Prepare the Cake Batter:
In a large mixing bowl, combine the flour, sugar, cocoa powder, baking powder, baking soda, and salt. Add the eggs, milk, oil, and vanilla extract. Beat on medium speed for 2 minutes. Stir in the boiling water until the batter is well combined (it will be thin).
Bake the Cake:
Pour the batter evenly into the prepared cake pans. Bake for 30-35 minutes, or until a toothpick inserted into the center comes out clean. Let the cakes cool in the pans for 10 minutes, then remove them to wire racks to cool completely.
Prepare the Cherry Filling:
In a small bowl, combine the cherry pie filling with the kirsch or cherry juice. Set aside.
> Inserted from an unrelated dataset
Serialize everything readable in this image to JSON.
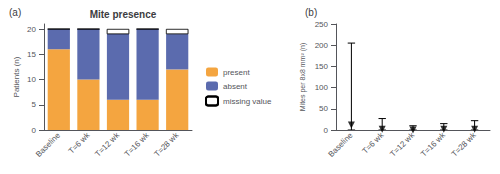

Make the Whipped Cream Frosting:
In a large mixing bowl, beat the heavy cream, powdered sugar, and vanilla extract on high speed until stiff peaks form.
Assemble the Cake:
Once the cakes are completely cooled, slice each cake layer in half horizontally to create four layers. Place one cake layer on a serving plate. Spread a layer of the cherry filling on top. Add a layer of whipped cream frosting over the cherries. Repeat with the remaining cake layers, cherry filling, and whipped cream, ending with a layer of cake.
Frost the Cake:
Frost the entire outside of the cake with the remaining whipped cream frosting. Garnish the top and sides with chocolate shavings or curls. If desired, decorate with fresh cherries.
Chill and Serve:
Refrigerate the cake for at least 2 hours before serving to allow the flavors to meld. Slice and enjoy!